You'll need to raise a purchase order.

School users

Use our online Science Booking Calendar (UQ log-in required) to book in your samples.

Select 'Microanalytical service' from our School's equipment menu, and ensure you complete all fields.

You'll also find booking instructions, and a link to an RISQ form, which you'll need to complete.

Once you've completed the necessary paperwork, leave your sample in the tube rack labelled 'Microanalytical Service', in the foyer of Level 5 of the Chemistry Building (Building 68).

Data analysis

We usually carry out analysis on Thursdays and Fridays. We can usually email you the results on the same day.
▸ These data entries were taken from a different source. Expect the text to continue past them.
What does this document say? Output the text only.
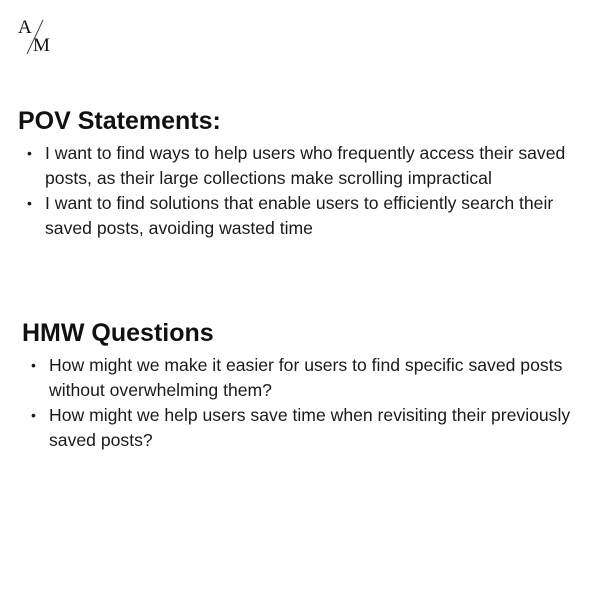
A
M
POV Statements:
• I want to find ways to help users who frequently access their saved posts, as their large collections make scrolling impractical
• I want to find solutions that enable users to efficiently search their saved posts, avoiding wasted time
HMW Questions
• How might we make it easier for users to find specific saved posts without overwhelming them?
• How might we help users save time when revisiting their previously saved posts?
Accuracy for CHN, CHNS and O determinations
Theoretical value Experimental value Error
0.10% 0.10% 0.01
1% 1% 0.02
10% 10% 0.1
50% 50% 0.3
90% 90% 0.3

Charges and considerations


Prices (excluding GST) per sample:

  • School users: $24 for C, H, N, S; $24 for O; $48 for C, H, M, S and O, total of 5 samples required
  • Non-School users: $60 for C, H, N and S, $60 for O; $120 for C, H, N, S and O 
  • Next-day express service: $120 for C, H, N and S or $120 for oxygen; we can only do one type of analysis per day.


UQ users have priority of access.

You'll need to undertake the relevant building and other inductions before using equipment.